In tale contesto, si prevede un aumento del 31% dei prezzi dei fertilizzanti, mentre i principali prodotti agricoli potrebbero diventare meno accessibili, con ripercussioni sia sui produttori che sui consumatori.
I soggetti più colpiti: le famiglie e le economie vulnerabili
Secondo l'analisi dell'organizzazione internazionale, i più colpiti saranno le popolazioni a basso reddito e le economie in via di sviluppo, dove una quota maggiore della spesa è destinata a cibo e carburante.
Il rapporto avverte che, se il conflitto dovesse continuare, milioni di persone potrebbero trovarsi ad affrontare livelli più elevati di insicurezza alimentare, in uno scenario in cui l'accesso ai beni di prima necessità diventa sempre più limitato.

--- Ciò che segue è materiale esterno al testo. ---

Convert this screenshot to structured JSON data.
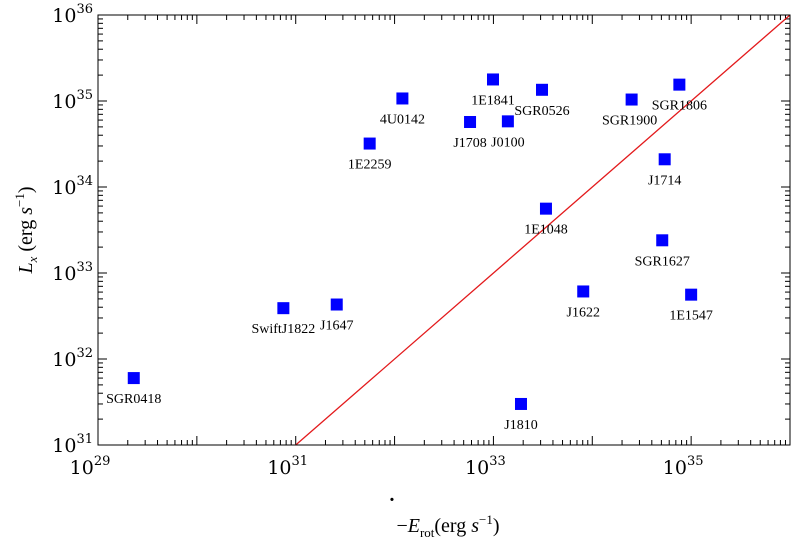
{
  "chart_data": {
    "type": "scatter",
    "xscale": "log",
    "yscale": "log",
    "xlim": [
      1e+29,
      1e+36
    ],
    "ylim": [
      1e+31,
      1e+36
    ],
    "xlabel": {
      "prefix": "−",
      "symbol": "E",
      "dot": "·",
      "subscript": "rot",
      "unit_open": "(erg ",
      "unit_var": "s",
      "unit_exp": "−1",
      "unit_close": ")"
    },
    "ylabel": {
      "symbol": "L",
      "subscript": "x",
      "unit_open": " (erg ",
      "unit_var": "s",
      "unit_exp": "−1",
      "unit_close": ")"
    },
    "x_ticks": [
      {
        "value": 1e+29,
        "base": "10",
        "exp": "29"
      },
      {
        "value": 1e+31,
        "base": "10",
        "exp": "31"
      },
      {
        "value": 1e+33,
        "base": "10",
        "exp": "33"
      },
      {
        "value": 1e+35,
        "base": "10",
        "exp": "35"
      }
    ],
    "y_ticks": [
      {
        "value": 1e+31,
        "base": "10",
        "exp": "31"
      },
      {
        "value": 1e+32,
        "base": "10",
        "exp": "32"
      },
      {
        "value": 1e+33,
        "base": "10",
        "exp": "33"
      },
      {
        "value": 1e+34,
        "base": "10",
        "exp": "34"
      },
      {
        "value": 1e+35,
        "base": "10",
        "exp": "35"
      },
      {
        "value": 1e+36,
        "base": "10",
        "exp": "36"
      }
    ],
    "marker_color": "#0000ff",
    "line_color": "#e31a1c",
    "reference_line": {
      "x": [
        1e+31,
        1e+36
      ],
      "y": [
        1e+31,
        1e+36
      ]
    },
    "points": [
      {
        "label": "SGR0418",
        "x": 2.3e+29,
        "y": 6e+31,
        "label_pos": "below"
      },
      {
        "label": "SwiftJ1822",
        "x": 7.5e+30,
        "y": 3.9e+32,
        "label_pos": "below"
      },
      {
        "label": "J1647",
        "x": 2.6e+31,
        "y": 4.3e+32,
        "label_pos": "below"
      },
      {
        "label": "1E2259",
        "x": 5.6e+31,
        "y": 3.2e+34,
        "label_pos": "below"
      },
      {
        "label": "4U0142",
        "x": 1.2e+32,
        "y": 1.07e+35,
        "label_pos": "below"
      },
      {
        "label": "J1708",
        "x": 5.8e+32,
        "y": 5.7e+34,
        "label_pos": "below"
      },
      {
        "label": "1E1841",
        "x": 9.9e+32,
        "y": 1.78e+35,
        "label_pos": "below"
      },
      {
        "label": "J0100",
        "x": 1.4e+33,
        "y": 5.8e+34,
        "label_pos": "below"
      },
      {
        "label": "SGR0526",
        "x": 3.1e+33,
        "y": 1.35e+35,
        "label_pos": "below"
      },
      {
        "label": "1E1048",
        "x": 3.4e+33,
        "y": 5.6e+33,
        "label_pos": "below"
      },
      {
        "label": "J1810",
        "x": 1.9e+33,
        "y": 3e+31,
        "label_pos": "below"
      },
      {
        "label": "J1622",
        "x": 8.1e+33,
        "y": 6.1e+32,
        "label_pos": "below"
      },
      {
        "label": "SGR1900",
        "x": 2.5e+34,
        "y": 1.04e+35,
        "label_pos": "below-left"
      },
      {
        "label": "SGR1806",
        "x": 7.6e+34,
        "y": 1.55e+35,
        "label_pos": "below"
      },
      {
        "label": "J1714",
        "x": 5.4e+34,
        "y": 2.1e+34,
        "label_pos": "below"
      },
      {
        "label": "SGR1627",
        "x": 5.1e+34,
        "y": 2.4e+33,
        "label_pos": "below"
      },
      {
        "label": "1E1547",
        "x": 1e+35,
        "y": 5.6e+32,
        "label_pos": "below"
      }
    ]
  }
}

Inflazione in aumento e crescita in calo
Secondo il documento, questo scenario eserciterà pressione sull'inflazione globale, soprattutto nelle economie in via di sviluppo, dove potrebbe raggiungere una media del 5,1%, superando le previsioni precedenti.
Allo stesso tempo, la crescita economica ne risentirà. Secondo le proiezioni, queste economie cresceranno meno del previsto, a causa dell'aumento dei costi e delle restrizioni in settori chiave.
Uno scenario che potrebbe peggiorare
La Banca Mondiale avverte che i rischi rimangono elevati. Se le interruzioni delle forniture energetiche dovessero intensificarsi, i prezzi del petrolio potrebbero salire ulteriormente, innescando ulteriori aumenti dei prezzi in altri settori.
Secondo il rapporto, ciò non solo aggraverebbe l'inflazione, ma limiterebbe anche la capacità di risposta dei governi, molti dei quali si trovano già ad affrontare elevati livelli di debito.
Supporto mirato
Vista questa situazione, l'organizzazione suggerisce ai governi di evitare misure generalizzate che potrebbero distorcere l'economia e di dare invece priorità agli aiuti mirati ai settori più vulnerabili.
Secondo il rapporto, la sfida non sarà solo quella di contenere l'impatto immediato, ma di gestire una crisi che combini in un unico scenario stabilità energetica, alimentare ed economica.